I usually take my coffee with milk and one cube of sugar.  It’s how I like to frame my morning cup o’ joe, how to make it fit my personality and tastes.  So when my friend handed me a homebrewed cup of illy(TM) coffee with no cream or sugar in sight, I accepted politely — and got ready to chug.

The coffee was amazing.  No oily aftertaste.  No harsh graininess.  No burnt dryness, excessive acid or unnecessary bitterness.  Just full and well-rounded flavor.  It was just pure, good coffee.
 
It isn’t often in life that you get that — something just by itself, unframed, undoctored, and excellent.  Something that could do well in any environment, with or without milk and sugar, with or without red edging.  Music in particular needs context.  You can’t really isolate a song and expect to still have the same impression of it — you never just listen to a song, you always listen to a song somewhere.  I believe Chinese people like cheesy pop songs because they hang out in karaoke bars where singability is the most important consideration, whereas New Yorkers like music whose beat you can still hear over roar of your stairclimbing machine and the rhythmic rumble of the subway.  The only place I can think of where music has no context is the inside of a car.  I actually started wondering, while riding Bus 120 this week, whether the explosive divergence in American music styles began when people first started listening to music in their cars, rather than in context-rich, music-influencing venues.  When you are by yourself, windows up, in your car, you can listen to anything.

This week I was on Bus 120, now on my way back home from work, wedged between people (still shorter than me), with the remains of a black sugar-less iced coffee coursing through my (overtired) veins.  Suddenly on my borrowed iPod, above the churn of the bus engine, the pleasant but repetitive voice of the station announcements, and the murmur of my fellow strap hangers, came the simple notes of Pieter Wispelwey playing a Bach cello solo.  For the next forty minutes of usually frustrating rush hour traffic, Beijing just dropped away.  The hollowness around the single notes of his cello created space despite the press of the crowd on the bus.  The context had no impact on the music.
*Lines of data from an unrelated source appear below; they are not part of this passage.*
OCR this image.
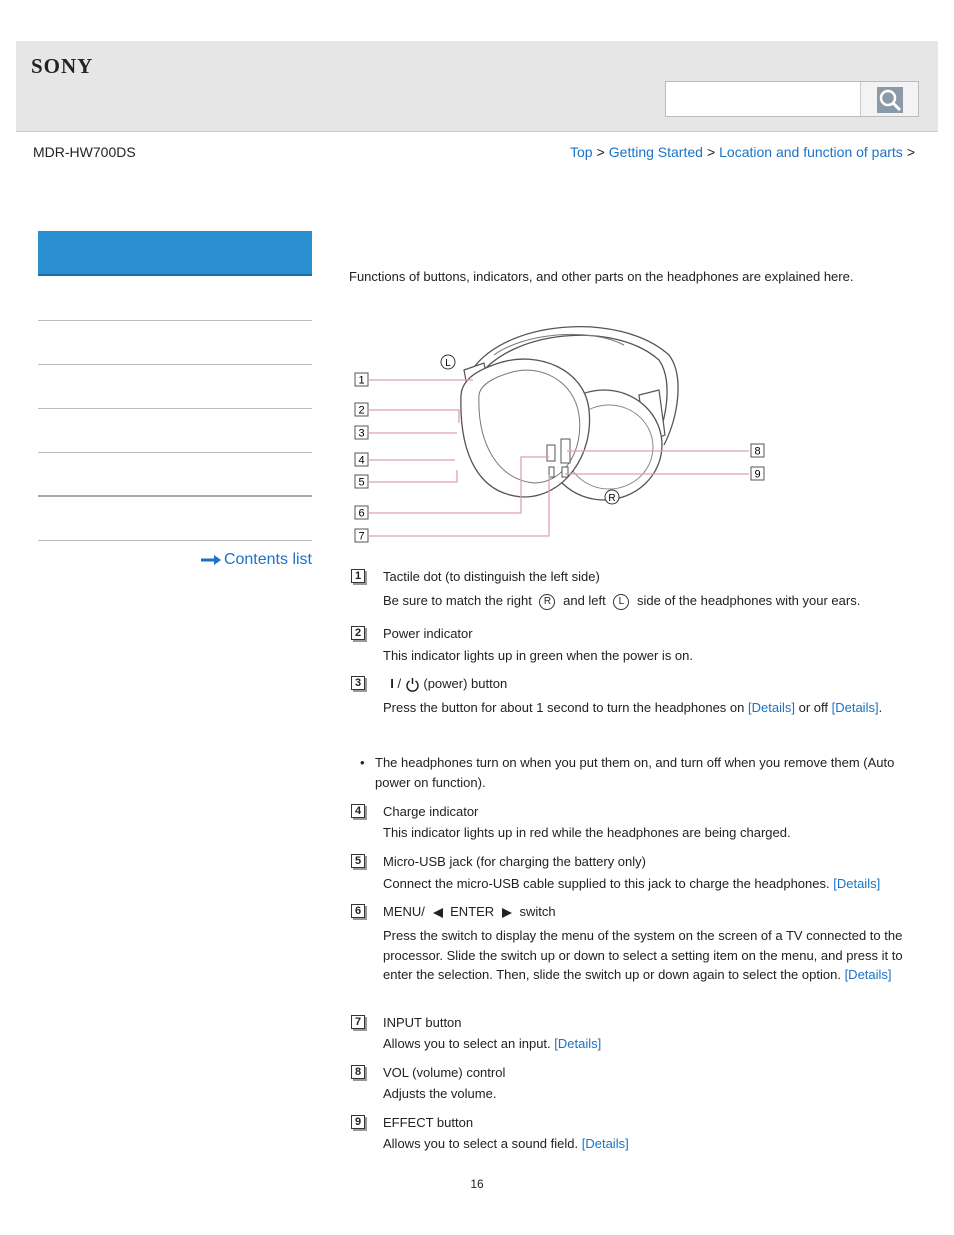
SONY
MDR-HW700DS	Top > Getting Started > Location and function of parts >
Contents list
Functions of buttons, indicators, and other parts on the headphones are explained here.
L
R
1
2
3
4
5
6
7
8
9
1	Tactile dot (to distinguish the left side)
Be sure to match the right R and left L side of the headphones with your ears.
2	Power indicator
This indicator lights up in green when the power is on.
3	I / (power) button
Press the button for about 1 second to turn the headphones on [Details] or off [Details].
• The headphones turn on when you put them on, and turn off when you remove them (Auto power on function).
4	Charge indicator
This indicator lights up in red while the headphones are being charged.
5	Micro-USB jack (for charging the battery only)
Connect the micro-USB cable supplied to this jack to charge the headphones. [Details]
6	MENU/ ENTER switch
Press the switch to display the menu of the system on the screen of a TV connected to the processor. Slide the switch up or down to select a setting item on the menu, and press it to enter the selection. Then, slide the switch up or down again to select the option. [Details]
7	INPUT button
Allows you to select an input. [Details]
8	VOL (volume) control
Adjusts the volume.
9	EFFECT button
Allows you to select a sound field. [Details]
16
I want to look for other things that don’t need framing for a while, rather than looking for ways to frame things.  I got a chance when the “Aabsetrip,” fourteen friends and friends-of-friends visiting China for the first time, came to Beijing last week at the tail end of their 10 day tour.  When friends have come in the past, I’ve spent a lot of time thinking about how to show them a great and authentic time, to present “China” in a way that would make them fall in love with it, or at least understand why I have.  But here, they were on a guided tour, and I could do nothing more than let the tour guides frame their experience.  What if they don’t like it? I fretted to Jeff Levinson, my friend who ran the tour, on the way over to meet the group.  “Liz, you don’t have to worry about selling them on China,” he replied. “China sells itself.”  And he was right.

But still deep down I can’t really seek a frameless life.  There’s a lot of music that sounds terrible on a Beijing bus no matter who great it sounds in a concert hall, and a lot of coffee out there that tastes better with milk and sugar.  And there’s a bunch of winning photographs waiting at the print shop waiting to be framed.